To assess whether population relative densities of the five species of small mammals were synchronous over the years (i.e., their fluctuations were correlated), we compute community-wide synchrony and its significance via Monte Carlo randomizations using the R-package ‘synchrony’. Values of community-wide synchrony range between 0 and 1, and they would have the maximum value when all species fluctuate in parallel. The Monte Carlo randomizations are performed by shuffling the columns of the community matrix independently, and randomizations also return the mean correlation between the columns of the matrix.

Capture–recapture modelling of local survival

We modelled the annual probabilities of buzzard survival and fidelity to the wintering area (i.e., local survival) using capture–recapture models for open populations (Lebreton et al. 1992). We created annual encounter histories for every marked bird in which individuals captured/resighted during the winter period (October year t to February year t + 1) were pooled in a single occasion, resulting in 347 encounters of 147 marked birds. We first tested the goodness-of-fit of the general Cormack–Jolly–Seber model (CJS hereafter) by age at first capture (first winter vs older birds) and residency status groups (i.e. residents and wintering birds) using the program U-CARE (Choquet et al. 2009). Then, using program MARK (White and Burnham 1999) and starting with a general model with survival probabilities varying over time between residency status groups (but in parallel between age classes within a group), we first tested the effect of time and residency status on detection probability. Once the best structure for this parameter was selected, we modelled local survival. We evaluated if local survival was related to residency status, age, time and/or prey abundance using the mean density of small mammals in the area in late autumn as a temporal covariate. In particular, we tested nine covariates accounting for annual variability of small mammal density in the study area: (a) for each of the five species; (b) for shrubland species (C. russula and M. spretus); (c) for shrubland species plus A. sylvaticus, which occupies both habitats; (d) for species occupying forests (A. flavicollis and M. glareolus); (e) finally for all the species together.

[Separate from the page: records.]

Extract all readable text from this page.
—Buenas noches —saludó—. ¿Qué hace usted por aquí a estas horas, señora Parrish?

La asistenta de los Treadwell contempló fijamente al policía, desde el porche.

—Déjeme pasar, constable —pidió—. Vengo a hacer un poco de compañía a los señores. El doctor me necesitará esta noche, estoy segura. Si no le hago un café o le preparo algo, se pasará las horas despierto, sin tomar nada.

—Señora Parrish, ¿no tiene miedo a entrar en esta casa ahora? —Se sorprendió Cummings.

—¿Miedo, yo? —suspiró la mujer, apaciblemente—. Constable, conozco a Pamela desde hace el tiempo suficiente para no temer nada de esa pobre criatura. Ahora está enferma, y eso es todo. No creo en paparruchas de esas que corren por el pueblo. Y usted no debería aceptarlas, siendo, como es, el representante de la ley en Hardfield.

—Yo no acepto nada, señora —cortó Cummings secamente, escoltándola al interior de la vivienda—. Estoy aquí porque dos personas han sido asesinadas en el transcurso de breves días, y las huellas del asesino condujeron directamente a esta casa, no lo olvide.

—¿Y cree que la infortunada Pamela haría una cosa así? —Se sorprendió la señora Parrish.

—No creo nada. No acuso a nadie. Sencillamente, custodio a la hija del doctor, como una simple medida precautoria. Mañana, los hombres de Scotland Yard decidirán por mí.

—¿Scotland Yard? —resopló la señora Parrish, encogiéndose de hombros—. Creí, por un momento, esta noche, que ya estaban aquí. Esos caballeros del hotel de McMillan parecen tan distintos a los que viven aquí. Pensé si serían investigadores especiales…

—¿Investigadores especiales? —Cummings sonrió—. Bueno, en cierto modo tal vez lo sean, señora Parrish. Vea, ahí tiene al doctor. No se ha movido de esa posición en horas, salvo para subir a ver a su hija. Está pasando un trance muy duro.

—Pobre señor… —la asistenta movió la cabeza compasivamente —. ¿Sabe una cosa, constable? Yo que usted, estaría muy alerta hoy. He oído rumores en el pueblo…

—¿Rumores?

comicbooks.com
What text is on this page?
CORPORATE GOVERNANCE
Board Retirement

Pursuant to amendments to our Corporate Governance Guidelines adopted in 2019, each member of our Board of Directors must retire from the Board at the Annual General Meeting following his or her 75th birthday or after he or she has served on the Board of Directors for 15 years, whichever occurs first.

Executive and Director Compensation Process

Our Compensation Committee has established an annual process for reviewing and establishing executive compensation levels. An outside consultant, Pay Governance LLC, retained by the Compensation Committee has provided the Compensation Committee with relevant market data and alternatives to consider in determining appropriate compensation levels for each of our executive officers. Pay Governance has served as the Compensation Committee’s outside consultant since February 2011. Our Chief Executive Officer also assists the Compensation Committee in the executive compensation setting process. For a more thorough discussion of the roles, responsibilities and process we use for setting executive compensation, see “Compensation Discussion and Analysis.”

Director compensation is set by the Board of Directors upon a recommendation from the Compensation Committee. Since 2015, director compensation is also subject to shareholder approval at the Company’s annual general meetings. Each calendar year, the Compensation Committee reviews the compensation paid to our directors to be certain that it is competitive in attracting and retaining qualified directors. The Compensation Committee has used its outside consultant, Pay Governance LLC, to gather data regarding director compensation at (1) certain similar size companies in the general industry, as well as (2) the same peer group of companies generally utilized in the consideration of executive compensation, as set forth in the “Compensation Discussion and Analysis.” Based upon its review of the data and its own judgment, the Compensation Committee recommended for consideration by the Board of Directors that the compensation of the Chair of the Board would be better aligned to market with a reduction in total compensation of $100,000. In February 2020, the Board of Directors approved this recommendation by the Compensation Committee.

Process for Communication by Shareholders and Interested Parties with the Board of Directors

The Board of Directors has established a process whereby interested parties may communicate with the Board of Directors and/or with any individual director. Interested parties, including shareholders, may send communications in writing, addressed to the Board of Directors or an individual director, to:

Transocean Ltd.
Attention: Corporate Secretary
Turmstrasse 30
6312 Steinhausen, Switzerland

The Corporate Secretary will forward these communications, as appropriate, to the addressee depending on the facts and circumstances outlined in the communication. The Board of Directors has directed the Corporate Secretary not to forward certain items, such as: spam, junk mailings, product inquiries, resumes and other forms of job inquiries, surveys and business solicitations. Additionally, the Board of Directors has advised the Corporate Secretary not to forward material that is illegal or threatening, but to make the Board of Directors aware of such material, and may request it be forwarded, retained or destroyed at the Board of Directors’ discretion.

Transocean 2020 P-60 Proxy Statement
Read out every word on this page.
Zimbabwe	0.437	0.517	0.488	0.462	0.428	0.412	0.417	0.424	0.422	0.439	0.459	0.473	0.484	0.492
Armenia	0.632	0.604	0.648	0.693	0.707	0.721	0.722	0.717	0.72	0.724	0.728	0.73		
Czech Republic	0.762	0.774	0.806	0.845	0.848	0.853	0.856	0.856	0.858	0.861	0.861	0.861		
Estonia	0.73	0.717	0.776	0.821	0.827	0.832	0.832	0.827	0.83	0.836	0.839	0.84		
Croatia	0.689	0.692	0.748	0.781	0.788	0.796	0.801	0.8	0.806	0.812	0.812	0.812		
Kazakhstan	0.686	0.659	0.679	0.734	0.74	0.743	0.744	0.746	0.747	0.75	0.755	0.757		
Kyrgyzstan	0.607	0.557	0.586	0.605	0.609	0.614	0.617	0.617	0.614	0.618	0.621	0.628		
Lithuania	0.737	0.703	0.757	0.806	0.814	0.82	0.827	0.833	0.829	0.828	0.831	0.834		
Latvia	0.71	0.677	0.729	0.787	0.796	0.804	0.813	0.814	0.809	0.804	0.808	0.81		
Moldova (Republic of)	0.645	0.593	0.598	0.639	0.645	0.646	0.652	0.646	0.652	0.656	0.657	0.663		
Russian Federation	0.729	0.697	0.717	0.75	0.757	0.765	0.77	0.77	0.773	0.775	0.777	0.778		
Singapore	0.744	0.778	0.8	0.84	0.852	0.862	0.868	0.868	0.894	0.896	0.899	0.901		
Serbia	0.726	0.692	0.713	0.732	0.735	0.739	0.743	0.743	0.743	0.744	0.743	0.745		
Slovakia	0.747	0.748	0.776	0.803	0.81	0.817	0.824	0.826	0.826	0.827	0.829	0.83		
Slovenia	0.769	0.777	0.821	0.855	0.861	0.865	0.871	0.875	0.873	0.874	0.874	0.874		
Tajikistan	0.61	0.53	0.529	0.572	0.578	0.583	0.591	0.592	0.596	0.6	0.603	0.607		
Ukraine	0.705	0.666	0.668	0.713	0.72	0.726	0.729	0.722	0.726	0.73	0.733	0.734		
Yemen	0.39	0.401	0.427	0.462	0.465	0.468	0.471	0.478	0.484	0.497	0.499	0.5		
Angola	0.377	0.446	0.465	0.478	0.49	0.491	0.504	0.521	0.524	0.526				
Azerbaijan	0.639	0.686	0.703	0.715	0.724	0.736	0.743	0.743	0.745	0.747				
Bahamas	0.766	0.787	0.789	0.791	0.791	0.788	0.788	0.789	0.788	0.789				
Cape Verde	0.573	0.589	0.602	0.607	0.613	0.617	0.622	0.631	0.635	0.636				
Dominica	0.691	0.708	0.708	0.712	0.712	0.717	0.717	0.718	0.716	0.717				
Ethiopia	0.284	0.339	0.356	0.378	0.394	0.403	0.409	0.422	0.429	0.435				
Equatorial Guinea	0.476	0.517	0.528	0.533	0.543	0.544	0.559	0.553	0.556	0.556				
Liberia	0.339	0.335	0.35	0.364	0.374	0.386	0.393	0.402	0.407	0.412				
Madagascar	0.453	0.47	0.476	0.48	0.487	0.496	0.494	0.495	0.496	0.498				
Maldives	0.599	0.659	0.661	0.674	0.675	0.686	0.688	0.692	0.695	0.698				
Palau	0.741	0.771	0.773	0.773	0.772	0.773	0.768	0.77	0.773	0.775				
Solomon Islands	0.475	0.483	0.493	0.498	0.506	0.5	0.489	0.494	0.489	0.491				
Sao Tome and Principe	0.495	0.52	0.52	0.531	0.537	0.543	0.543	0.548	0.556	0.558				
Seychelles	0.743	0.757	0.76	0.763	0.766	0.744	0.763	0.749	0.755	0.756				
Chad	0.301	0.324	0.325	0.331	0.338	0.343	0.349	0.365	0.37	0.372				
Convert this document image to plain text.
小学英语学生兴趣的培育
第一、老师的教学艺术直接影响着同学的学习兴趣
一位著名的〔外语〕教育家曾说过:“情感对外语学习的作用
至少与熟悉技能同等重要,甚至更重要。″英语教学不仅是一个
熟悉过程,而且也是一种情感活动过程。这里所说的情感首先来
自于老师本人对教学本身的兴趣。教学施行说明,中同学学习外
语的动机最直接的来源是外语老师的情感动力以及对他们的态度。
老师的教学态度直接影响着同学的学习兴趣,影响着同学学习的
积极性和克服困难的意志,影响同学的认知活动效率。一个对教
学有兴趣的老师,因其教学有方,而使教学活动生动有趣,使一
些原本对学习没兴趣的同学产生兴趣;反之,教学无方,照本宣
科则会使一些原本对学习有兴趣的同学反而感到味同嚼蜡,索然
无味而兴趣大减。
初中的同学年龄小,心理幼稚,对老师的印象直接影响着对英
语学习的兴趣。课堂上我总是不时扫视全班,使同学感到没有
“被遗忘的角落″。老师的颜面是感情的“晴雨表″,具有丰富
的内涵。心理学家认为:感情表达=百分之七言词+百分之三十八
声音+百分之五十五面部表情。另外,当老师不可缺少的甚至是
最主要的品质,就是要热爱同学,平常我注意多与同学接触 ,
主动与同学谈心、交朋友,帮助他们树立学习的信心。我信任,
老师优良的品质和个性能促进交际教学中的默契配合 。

Model selection was based on Akaike Information Criterion corrected by sample size (Burnham and Anderson 2002). Models differing by < 2 AICc points were considered equivalent and the Akaike weights were calculated as an index of model plausibility over the models performed. The statistical significance of temporal covariates was assessed using analysis of deviance with a Fisher–Snedecor distribution (ANODEV; (Grosbois et al. 2008). The percentage of temporal variation in local survival explained by densities of small mammals R2 was calculated by comparing deviance of models with covariate (Devdens) to the constant (Devconst) and the time-dependent models (Devt), such that:

$$ R^{2} = \frac{{{\text{Dev}}_{{{\text{const}}}} - {\text{Dev}}_{{{\text{dens}}}} }}{{{\text{Dev}}_{{{\text{const}}}} - {\text{Dev}}_{{\text{t}}} }}. $$

Results

During the study period (autumn 2009-autumn 2019) we trapped 827 small mammal individuals of five species. The white-toothed shrew was the more abundant (36.2%), followed by wood mouse (33.4%) and Algerian mouse (22.7%). Bank vole and Yellow-necked mouse represented < 6% of captures. Mean weight for the trapped individuals over the study was 8.1 g (SD = 1.2) for shrews, 13.8 g (SD = 3.5) for Algerian mice, 24.2 g (SD = 6.5) for wood mice, 26.4 g (SD = 3.5) for yellow-necked mice and 23.9 g (SD = 3.8) for bank voles. Relative densities of small mammals estimated during late autumn over 104 sampled trapping occasions from 2009 to 2019 varied differently for each species over the years (Fig. 2). On average, total densities were higher in shrublands than in forests (mean = 21.6, S.D. = 6.6; mean = 5.3, S.D. = 5.3, respectively) (Fig. 3). Species were assigned to preferred habitats considering the specific responses to land-use change in the study area (Torre et al. 2015): white-toothed shrew and Algerian mouse mostly inhabited open habitats, whereas wood mouse, Yellow-necked mouse, and bank voles were forest species. GLMM models showed that relative densities of white-toothed shrews and Algerian mice were positively influenced by shrublands (R2 = 0.51 and R2 = 0.28, respectively), whereas the density of wood mice was not higher in this habitat (R2 = 0.03). Bank voles and yellow-necked mice were only trapped in forests. AIC values showed that GLMMs with negative binomial showed better fit than Poisson, and solved the problem of overdispersion in all cases (Supplementary Material, Table S1). Fluctuations of population density over the years for the five species of small mammals were not significantly correlated (community synchrony: 0.3535; mean pairwise correlation: 0.07458; community synchrony p value (one-tailed test [greater]): 0.1667).

Fig. 2
figure 2

Annual variability (2009–2019) of the relative density of the five species of small mammals for each habitat categorization: a only shrublands (inset show densities separately for Crocidura and Mus); b shrubland and forest habitats, corresponding to A. sylvaticus; and c only forests (inset shows densities separately for A. flavicollis and M. glareolus). All panels have the same scales except inset for forest species (maximum relative density = 1.5). Panels show annual values averaged for the eight trapping stations

Fig. 3
figure 3

Mean relative density (with ± S.D.) of each small mammal species at forest and shrubland sampling stations in the study area during 2009–2019 (see Fig. 1). Apo_fla Yellow-necked mouse, Apo_syl wood mouse, Cr_rus white-toothed shrew, Mus_spr Algerian mouse, Myo_gl bank vole

Capture-mark recapture modelling of buzzard survival

During the study, we recorded 5488 observations of marked birds that could be identified. From these, 2572 resightings corresponded to the wintering sampling periods (winter mean number of resights = 234; range = 55–386). Most resightings (84%) corresponded to resident birds, since they were observed more often within each wintering sampling period.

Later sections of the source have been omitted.